Abstract
We present a unified and nonperturbative method for calculating spectral and transport properties of Hamiltonians with simultaneous Holstein (diagonal) and Peierls (off-diagonal) electron-phonon coupling. Our approach is motivated by the separation of energy scales in organic molecular crystals, in which electrons couple to high-frequency intramolecular Holstein modes and to low-frequency intermolecular Peierls modes. We treat Peierls modes as quasiclassical dynamic disorder, while Holstein modes are included with a Lang-Firsov polaron transformation and no narrow-band approximation. Our method reduces to the popular polaron picture due to Holstein coupling and the dynamic disorder picture due to Peierls coupling. We derive an expression for efficient numerical evaluation of the frequency-resolved optical conductivity based on the Kubo formula and obtain the dc mobility from its zero-frequency component. We also use our method to calculate the electron-addition Green’s function corresponding to the inverse photoemission spectrum. For realistic parameters, temperature-dependent dc mobility is largely determined by the Peierls-induced dynamic disorder with minor quantitative corrections due to polaronic band narrowing, and an activated regime is not observed at relevant temperatures. In contrast, for frequency-resolved observables, a quantum-mechanical treatment of the Holstein coupling is qualitatively important for capturing the phonon replica satellite structure.
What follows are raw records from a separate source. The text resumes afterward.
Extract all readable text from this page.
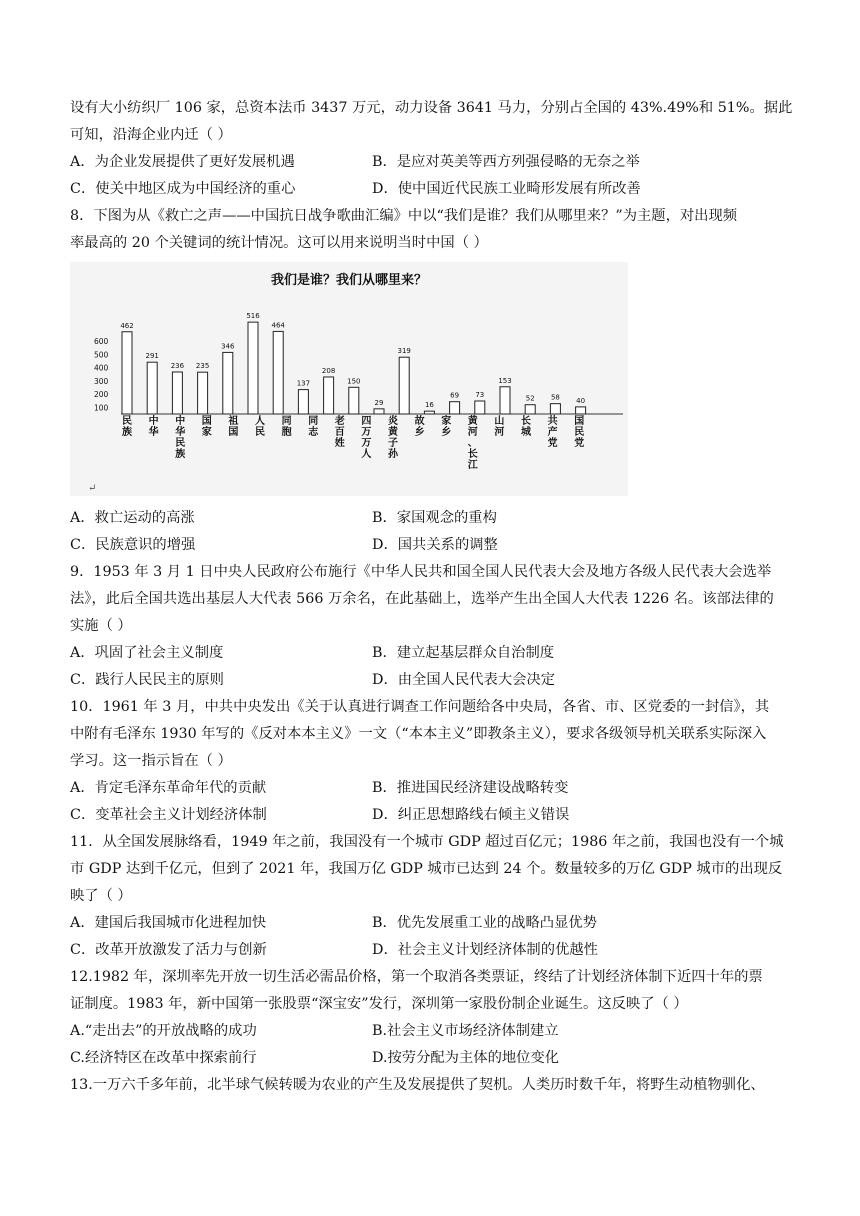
设有大小纺织厂 106 家，总资本法币 3437 万元，动力设备 3641 马力，分别占全国的 43%.49%和 51%。据此
可知，沿海企业内迁（ ）
A．为企业发展提供了更好发展机遇	B．是应对英美等西方列强侵略的无奈之举
C．使关中地区成为中国经济的重心	D．使中国近代民族工业畸形发展有所改善
8．下图为从《救亡之声——中国抗日战争歌曲汇编》中以“我们是谁？我们从哪里来？”为主题，对出现频
率最高的 20 个关键词的统计情况。这可以用来说明当时中国（ ）
我们是谁？我们从哪里来？
600
500
400
300
200
100
462
291
236 235
346
516
464
137
208
150
29
319
16
69 73
153
52 58 40
民族
中华
中华民族
国家
祖国
人民
同胞
同志
老百姓
四万万人
炎黄子孙
故乡
家乡
黄河、长江
山河
长城
共产党
国民党
↵
A．救亡运动的高涨	B．家国观念的重构
C．民族意识的增强	D．国共关系的调整
9．1953 年 3 月 1 日中央人民政府公布施行《中华人民共和国全国人民代表大会及地方各级人民代表大会选举
法》，此后全国共选出基层人大代表 566 万余名，在此基础上，选举产生出全国人大代表 1226 名。该部法律的
实施（ ）
A．巩固了社会主义制度	B．建立起基层群众自治制度
C．践行人民民主的原则	D．由全国人民代表大会决定
10．1961 年 3 月，中共中央发出《关于认真进行调查工作问题给各中央局，各省、市、区党委的一封信》，其
中附有毛泽东 1930 年写的《反对本本主义》一文（“本本主义”即教条主义），要求各级领导机关联系实际深入
学习。这一指示旨在（ ）
A．肯定毛泽东革命年代的贡献	B．推进国民经济建设战略转变
C．变革社会主义计划经济体制	D．纠正思想路线右倾主义错误
11．从全国发展脉络看，1949 年之前，我国没有一个城市 GDP 超过百亿元；1986 年之前，我国也没有一个城
市 GDP 达到千亿元，但到了 2021 年，我国万亿 GDP 城市已达到 24 个。数量较多的万亿 GDP 城市的出现反
映了（ ）
A．建国后我国城市化进程加快	B．优先发展重工业的战略凸显优势
C．改革开放激发了活力与创新	D．社会主义计划经济体制的优越性
12.1982 年，深圳率先开放一切生活必需品价格，第一个取消各类票证，终结了计划经济体制下近四十年的票
证制度。1983 年，新中国第一张股票“深宝安”发行，深圳第一家股份制企业诞生。这反映了（ ）
A.“走出去”的开放战略的成功	B.社会主义市场经济体制建立
C.经济特区在改革中探索前行	D.按劳分配为主体的地位变化
13.一万六千多年前，北半球气候转暖为农业的产生及发展提供了契机。人类历时数千年，将野生动植物驯化、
- Received 11 October 2019
- Revised 2 March 2020
- Accepted 22 April 2020
DOI:https://doi.org/10.1103/PhysRevX.10.021062
Published by the American Physical Society under the terms of the Creative Commons Attribution 4.0 International license. Further distribution of this work must maintain attribution to the author(s) and the published article’s title, journal citation, and DOI.
Published by the American Physical Society
Physics Subject Headings (PhySH)
Popular Summary
Solids made from organic molecules are a promising class of semiconductors, however, their performance in electronic devices is typically inferior to that of inorganic semiconductors. This behavior is largely due to the strong interactions between electrons and nuclei, i.e., electron-phonon coupling, which has historically been modeled using a variety of theoretical approaches. Here, we provide a unification of the two most prominent theories, ultimately providing a new theoretical approach and arguing that only the unified theory is justified when modeling most organic semiconductors.
Our theory is developed for the simulation of electronic spectra and transport behavior at finite temperatures. We carefully combine a number of approximation techniques from many-body theory, including similarity transformations, finite-temperature mean-field theory, and quasiclassical quantum dynamics. Our theory predicts a temperature dependence of the electron mobility that is in good agreement with experimental results and highlights which physical effects are most responsible for the observed behaviors.
Compared to numerically exact techniques, ours is computationally efficient and can thus be used for realistic interactions or combined with techniques for strongly correlated electrons. This approach would also be well suited to address unconventional superconductivity in organic solids.